I find myself distracted by information. I'm a researchophile. I get interested in a subject, and I start researching. It is a great form of procrastination, as I'm sure other Wikipedians can attest. The threads lead me in interesting directions: The rivers of British Columbia and their history, because my father was a freshwater surveyor for the Province of British Columbia. And of course, talking about the history of rivers brings my attention to the Europeans who explored them, which gets me working on their biographies, and then this gets me interested in the colonial history of western British North America.
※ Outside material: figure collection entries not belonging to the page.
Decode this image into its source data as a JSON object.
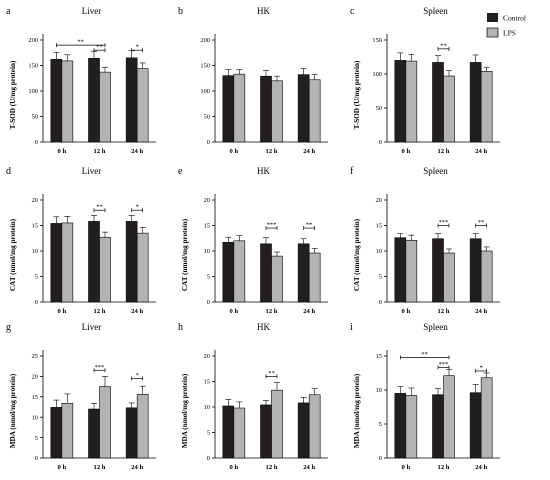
{
  "legend": {
    "control": {
      "label": "Control",
      "color": "#231f20"
    },
    "lps": {
      "label": "LPS",
      "color": "#b3b3b3"
    }
  },
  "chart_data": [
    {
      "letter": "a",
      "type": "bar",
      "title": "Liver",
      "ylabel": "T-SOD  (U/mg protein)",
      "categories": [
        "0 h",
        "12 h",
        "24 h"
      ],
      "ylim": [
        0,
        200
      ],
      "yticks": [
        0,
        50,
        100,
        150,
        200
      ],
      "series": [
        {
          "name": "Control",
          "values": [
            162,
            164,
            165
          ],
          "errors": [
            14,
            14,
            14
          ]
        },
        {
          "name": "LPS",
          "values": [
            159,
            137,
            144
          ],
          "errors": [
            12,
            9,
            11
          ]
        }
      ],
      "significance": [
        {
          "label": "**",
          "from": [
            0,
            0
          ],
          "to": [
            1,
            1
          ],
          "y": 190
        },
        {
          "label": "**",
          "from": [
            1,
            0
          ],
          "to": [
            1,
            1
          ],
          "y": 180
        },
        {
          "label": "*",
          "from": [
            2,
            0
          ],
          "to": [
            2,
            1
          ],
          "y": 180
        }
      ]
    },
    {
      "letter": "b",
      "type": "bar",
      "title": "HK",
      "ylabel": "",
      "categories": [
        "0 h",
        "12 h",
        "24 h"
      ],
      "ylim": [
        0,
        200
      ],
      "yticks": [
        0,
        50,
        100,
        150,
        200
      ],
      "series": [
        {
          "name": "Control",
          "values": [
            130,
            129,
            132
          ],
          "errors": [
            12,
            11,
            12
          ]
        },
        {
          "name": "LPS",
          "values": [
            133,
            120,
            122
          ],
          "errors": [
            9,
            9,
            10
          ]
        }
      ],
      "significance": []
    },
    {
      "letter": "c",
      "type": "bar",
      "title": "Spleen",
      "ylabel": "T-SOD  (U/mg protein)",
      "categories": [
        "0 h",
        "12 h",
        "24 h"
      ],
      "ylim": [
        0,
        150
      ],
      "yticks": [
        0,
        50,
        100,
        150
      ],
      "series": [
        {
          "name": "Control",
          "values": [
            120,
            117,
            117
          ],
          "errors": [
            11,
            10,
            11
          ]
        },
        {
          "name": "LPS",
          "values": [
            119,
            97,
            104
          ],
          "errors": [
            10,
            8,
            6
          ]
        }
      ],
      "significance": [
        {
          "label": "**",
          "from": [
            1,
            0
          ],
          "to": [
            1,
            1
          ],
          "y": 137
        }
      ]
    },
    {
      "letter": "d",
      "type": "bar",
      "title": "Liver",
      "ylabel": "CAT  (nmol/mg protein)",
      "categories": [
        "0 h",
        "12 h",
        "24 h"
      ],
      "ylim": [
        0,
        20
      ],
      "yticks": [
        0,
        5,
        10,
        15,
        20
      ],
      "series": [
        {
          "name": "Control",
          "values": [
            15.4,
            15.8,
            15.8
          ],
          "errors": [
            1.3,
            1.2,
            1.2
          ]
        },
        {
          "name": "LPS",
          "values": [
            15.5,
            12.7,
            13.5
          ],
          "errors": [
            1.3,
            1.0,
            1.1
          ]
        }
      ],
      "significance": [
        {
          "label": "**",
          "from": [
            1,
            0
          ],
          "to": [
            1,
            1
          ],
          "y": 18
        },
        {
          "label": "*",
          "from": [
            2,
            0
          ],
          "to": [
            2,
            1
          ],
          "y": 18
        }
      ]
    },
    {
      "letter": "e",
      "type": "bar",
      "title": "HK",
      "ylabel": "CAT  (nmol/mg protein)",
      "categories": [
        "0 h",
        "12 h",
        "24 h"
      ],
      "ylim": [
        0,
        20
      ],
      "yticks": [
        0,
        5,
        10,
        15,
        20
      ],
      "series": [
        {
          "name": "Control",
          "values": [
            11.7,
            11.4,
            11.4
          ],
          "errors": [
            1.0,
            1.2,
            1.0
          ]
        },
        {
          "name": "LPS",
          "values": [
            12.0,
            9.0,
            9.6
          ],
          "errors": [
            1.0,
            0.8,
            0.9
          ]
        }
      ],
      "significance": [
        {
          "label": "***",
          "from": [
            1,
            0
          ],
          "to": [
            1,
            1
          ],
          "y": 14.5
        },
        {
          "label": "**",
          "from": [
            2,
            0
          ],
          "to": [
            2,
            1
          ],
          "y": 14.5
        }
      ]
    },
    {
      "letter": "f",
      "type": "bar",
      "title": "Spleen",
      "ylabel": "CAT  (nmol/mg protein)",
      "categories": [
        "0 h",
        "12 h",
        "24 h"
      ],
      "ylim": [
        0,
        20
      ],
      "yticks": [
        0,
        5,
        10,
        15,
        20
      ],
      "series": [
        {
          "name": "Control",
          "values": [
            12.6,
            12.4,
            12.4
          ],
          "errors": [
            0.8,
            1.0,
            1.0
          ]
        },
        {
          "name": "LPS",
          "values": [
            12.1,
            9.6,
            10.0
          ],
          "errors": [
            1.0,
            0.8,
            0.8
          ]
        }
      ],
      "significance": [
        {
          "label": "***",
          "from": [
            1,
            0
          ],
          "to": [
            1,
            1
          ],
          "y": 15
        },
        {
          "label": "**",
          "from": [
            2,
            0
          ],
          "to": [
            2,
            1
          ],
          "y": 15
        }
      ]
    },
    {
      "letter": "g",
      "type": "bar",
      "title": "Liver",
      "ylabel": "MDA (nmol/mg protein)",
      "categories": [
        "0 h",
        "12 h",
        "24 h"
      ],
      "ylim": [
        0,
        25
      ],
      "yticks": [
        0,
        5,
        10,
        15,
        20,
        25
      ],
      "series": [
        {
          "name": "Control",
          "values": [
            12.4,
            12.0,
            12.3
          ],
          "errors": [
            1.8,
            1.4,
            1.2
          ]
        },
        {
          "name": "LPS",
          "values": [
            13.4,
            17.5,
            15.6
          ],
          "errors": [
            2.3,
            2.5,
            2.0
          ]
        }
      ],
      "significance": [
        {
          "label": "***",
          "from": [
            1,
            0
          ],
          "to": [
            1,
            1
          ],
          "y": 21.5
        },
        {
          "label": "*",
          "from": [
            2,
            0
          ],
          "to": [
            2,
            1
          ],
          "y": 19.5
        }
      ]
    },
    {
      "letter": "h",
      "type": "bar",
      "title": "HK",
      "ylabel": "MDA (nmol/mg protein)",
      "categories": [
        "0 h",
        "12 h",
        "24 h"
      ],
      "ylim": [
        0,
        20
      ],
      "yticks": [
        0,
        5,
        10,
        15,
        20
      ],
      "series": [
        {
          "name": "Control",
          "values": [
            10.2,
            10.4,
            10.8
          ],
          "errors": [
            1.3,
            0.9,
            1.1
          ]
        },
        {
          "name": "LPS",
          "values": [
            9.8,
            13.3,
            12.4
          ],
          "errors": [
            1.2,
            1.5,
            1.2
          ]
        }
      ],
      "significance": [
        {
          "label": "**",
          "from": [
            1,
            0
          ],
          "to": [
            1,
            1
          ],
          "y": 16
        }
      ]
    },
    {
      "letter": "i",
      "type": "bar",
      "title": "Spleen",
      "ylabel": "MDA (nmol/mg protein)",
      "categories": [
        "0 h",
        "12 h",
        "24 h"
      ],
      "ylim": [
        0,
        15
      ],
      "yticks": [
        0,
        5,
        10,
        15
      ],
      "series": [
        {
          "name": "Control",
          "values": [
            9.5,
            9.3,
            9.6
          ],
          "errors": [
            1.0,
            0.9,
            1.2
          ]
        },
        {
          "name": "LPS",
          "values": [
            9.2,
            12.1,
            11.8
          ],
          "errors": [
            1.1,
            0.9,
            0.7
          ]
        }
      ],
      "significance": [
        {
          "label": "**",
          "from": [
            0,
            0
          ],
          "to": [
            1,
            1
          ],
          "y": 14.8
        },
        {
          "label": "***",
          "from": [
            1,
            0
          ],
          "to": [
            1,
            1
          ],
          "y": 13.3
        },
        {
          "label": "*",
          "from": [
            2,
            0
          ],
          "to": [
            2,
            1
          ],
          "y": 12.8
        }
      ]
    }
  ]
}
Perhaps the best example of just how much I've been drawn into Wikipedia is the Anglicanism WikiProject, which I designed and initiated. I was motivated by the fact that Google searches on subjects related to Anglicanism and the Anglican Communion typically yield a Wikipedia article in the top five...many of which are (or were) frankly incomplete, inaccurate, or POV-ridden. This fact is combined with the total absence of articles on important Anglican theology, history, institutions, and individuals. I realised I couldn't do it all myself, and was not qualified to do it all myself, anyway. When I compared Anglican-related articles to those of other denominational traditions, especially Roman Catholicism, I felt embarrassed. Hence, the WikiProject. I am delighted that we now have over sixty participants. I wish them all the best.
Finally, I am an administrator of Wikipedia. Having long thought that sysops were those "other people," my nomination and selection were a complete shock to me. But I am humbled by the confidence shown in me, and have now embarked on a process of learning the scope of my responsibilities.
My involvement in Wikipedia over the last three or four years has been seriously cut back. I don't even know if I still have administrator status. But I do little bits here and there as time (and my will) merit.